Freakanomics – [Book Review]

Freakanomics is ….. different. You go into it thinking about “freakanomics = freaky economics,” and you kind of get that. It’s more of a book of examples, which each one showing how one’s initial perceptions of causality are ….. not so truthful as one would think (or in many cases, hope).

The individual cases are quite isolated, but the authors [Levitt & Dubner] have been able to tie many loose ends into a free-flowing, smooth read. Even when there is no real conclusion to the book’s chapters.

Take chapter 4 for example: “Where have all the criminals have gone?” While the previous chapters have given enough foreshadow to paint the introduction on how “abortion rates are inversely proportional to crime rates,” this chapter explains the theory while almost contradicting itself later on. The audience adventures through the ideal, the reasoning through the correlation (how an unwanted child is a strong determinant to future behaviors), how to rule out alternative trends, and shows it through “data.” But then the chapter concludes how it may take roughly 100 abortions to prevent 1 murder….

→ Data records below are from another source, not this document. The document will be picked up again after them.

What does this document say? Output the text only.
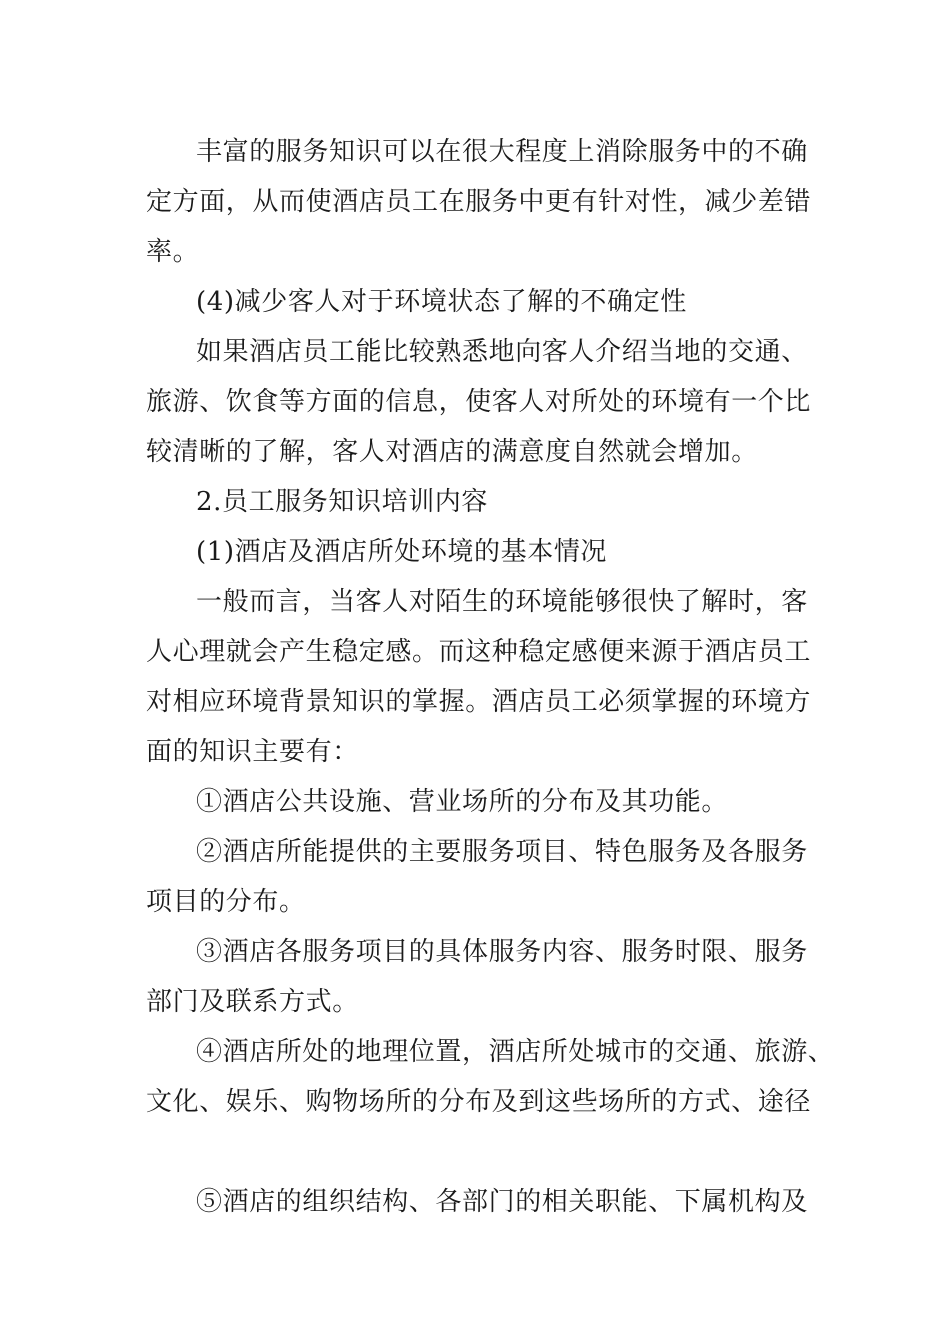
丰富的服务知识可以在很大程度上消除服务中的不确
定方面，从而使酒店员工在服务中更有针对性，减少差错
率。
(4)减少客人对于环境状态了解的不确定性
如果酒店员工能比较熟悉地向客人介绍当地的交通、
旅游、饮食等方面的信息，使客人对所处的环境有一个比
较清晰的了解，客人对酒店的满意度自然就会增加。
2.员工服务知识培训内容
(1)酒店及酒店所处环境的基本情况
一般而言，当客人对陌生的环境能够很快了解时，客
人心理就会产生稳定感。而这种稳定感便来源于酒店员工
对相应环境背景知识的掌握。酒店员工必须掌握的环境方
面的知识主要有：
①酒店公共设施、营业场所的分布及其功能。
②酒店所能提供的主要服务项目、特色服务及各服务
项目的分布。
③酒店各服务项目的具体服务内容、服务时限、服务
部门及联系方式。
④酒店所处的地理位置，酒店所处城市的交通、旅游、
文化、娱乐、购物场所的分布及到这些场所的方式、途径
⑤酒店的组织结构、各部门的相关职能、下属机构及
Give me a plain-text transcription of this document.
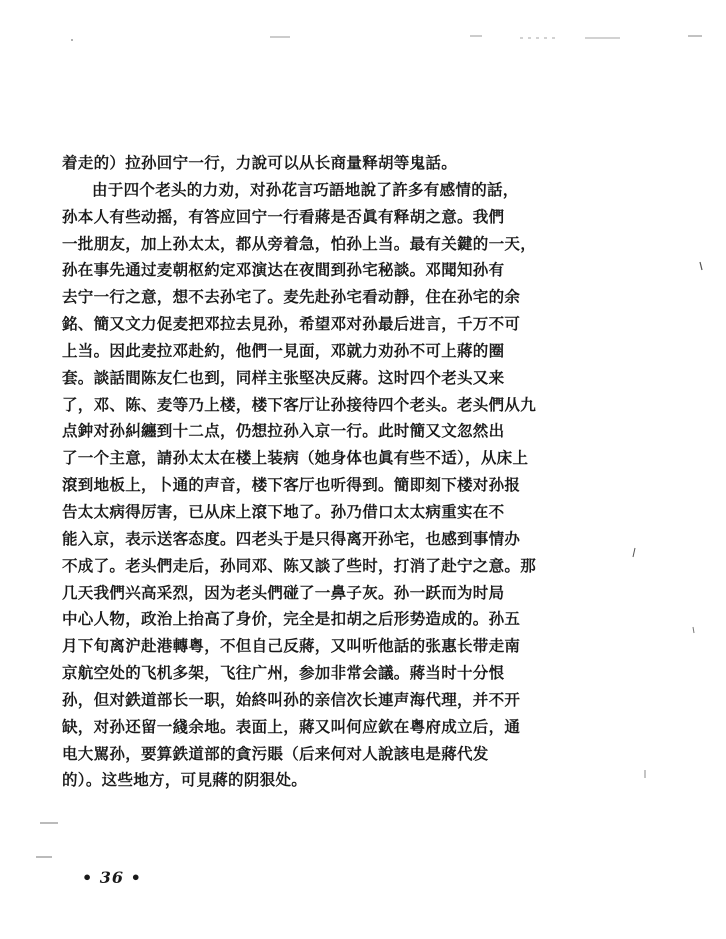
着走的）拉孙回宁一行，力說可以从长商量释胡等鬼話。
由于四个老头的力劝，对孙花言巧語地說了許多有感情的話，
孙本人有些动摇，有答应回宁一行看蔣是否眞有释胡之意。我們
一批朋友，加上孙太太，都从旁着急，怕孙上当。最有关鍵的一天，
孙在事先通过麦朝枢約定邓演达在夜間到孙宅秘談。邓聞知孙有
去宁一行之意，想不去孙宅了。麦先赴孙宅看动靜，住在孙宅的余
銘、簡又文力促麦把邓拉去見孙，希望邓对孙最后进言，千万不可
上当。因此麦拉邓赴約，他們一見面，邓就力劝孙不可上蔣的圈
套。談話間陈友仁也到，同样主张堅决反蔣。这时四个老头又来
了，邓、陈、麦等乃上楼，楼下客厅让孙接待四个老头。老头們从九
点鈡对孙糾纏到十二点，仍想拉孙入京一行。此时簡又文忽然出
了一个主意，請孙太太在楼上装病（她身体也眞有些不适），从床上
滾到地板上，卜通的声音，楼下客厅也听得到。簡即刻下楼对孙报
告太太病得厉害，已从床上滾下地了。孙乃借口太太病重实在不
能入京，表示送客态度。四老头于是只得离开孙宅，也感到事情办
不成了。老头們走后，孙同邓、陈又談了些时，打消了赴宁之意。那
几天我們兴高采烈，因为老头們碰了一鼻子灰。孙一跃而为时局
中心人物，政治上抬高了身价，完全是扣胡之后形势造成的。孙五
月下旬离沪赴港轉粤，不但自己反蔣，又叫听他話的张惠长带走南
京航空处的飞机多架，飞往广州，参加非常会議。蔣当时十分恨
孙，但对鉄道部长一职，始終叫孙的亲信次长連声海代理，并不开
缺，对孙还留一綫余地。表面上，蔣又叫何应欽在粤府成立后，通
电大駡孙，要算鉄道部的貪污賬（后来何对人說該电是蔣代发
的）。这些地方，可見蔣的阴狠处。
• 36 •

Being written by economists, the authors are careful NOT to overwhelm the reader with too much “academic sludge” (though I think I could have lived without the ~15 pages of baby names in the last chapter). Additionally there are no academic equations or massive tables that may scare the average Joe away.

One major theme through the book really appealed to me when devouring the book. In many works of literature, authors will state a fact with a percentage value (20% more taxes / 5% in increased acceleration / 50 % off …. you get the drift). But percentages are significantly misleading, especially when you like to think BIG. If you don’t know the scale of the topic, the big picture is hard to truly imagine unless there are discreet values to nail down the expected change of range. And this is what this work articulates, and it does it very well.

For example, when Freakanomics talks about real estate agents, which gain 1-6% of the house’s value (in terms of sale bonus), the average person (including myself) would just assume that those in benefit would fight for the highest bid! But when that 1-6% difference is only a small margin $150 ( compared to their original winning of $10,000), they would rather sell TWO houses in the same time frame (and make $20,000) instead of fight for one house (for only $10,150). I don’t know what you would do…….but I’m totally for the two house setup, since I like being efficient.

Which brings us to the TRUE theme of Freakanomics. And that is……

Hmmm………give me a minute….

I would have to say it’s data. Data and how to approach it. We as humans constantly look at life with prejudice and assumptions. This is, unfortunately, really biased and thus obstructive when trying to figure out causation. One needs to approach a problem, gather as much data that best represents the environment you are analyzing, and crunch it without throwing in an “correctional factors.” And we are still realizing truths in our lives today through this method, because it’s hard to overcome these concrete thought processes that inhibit our mental progression.

And even when this process comes to a conclusion, taking another step back can drastically alter your newly found conclusions. Which isn’t a bad thing, but it’s also unsettling. It makes the audience wonder what exactly “truth” is. But there is only one thing that we can do to ensure that we don’t completely lose ourselves.

Keep asking questions.



Note: It’s nice to think that that book’s stated correlations suggest that I would be a great parent. But even though I don’t have to take them to the museum for them to get good test scores,  I’m going to that anyways!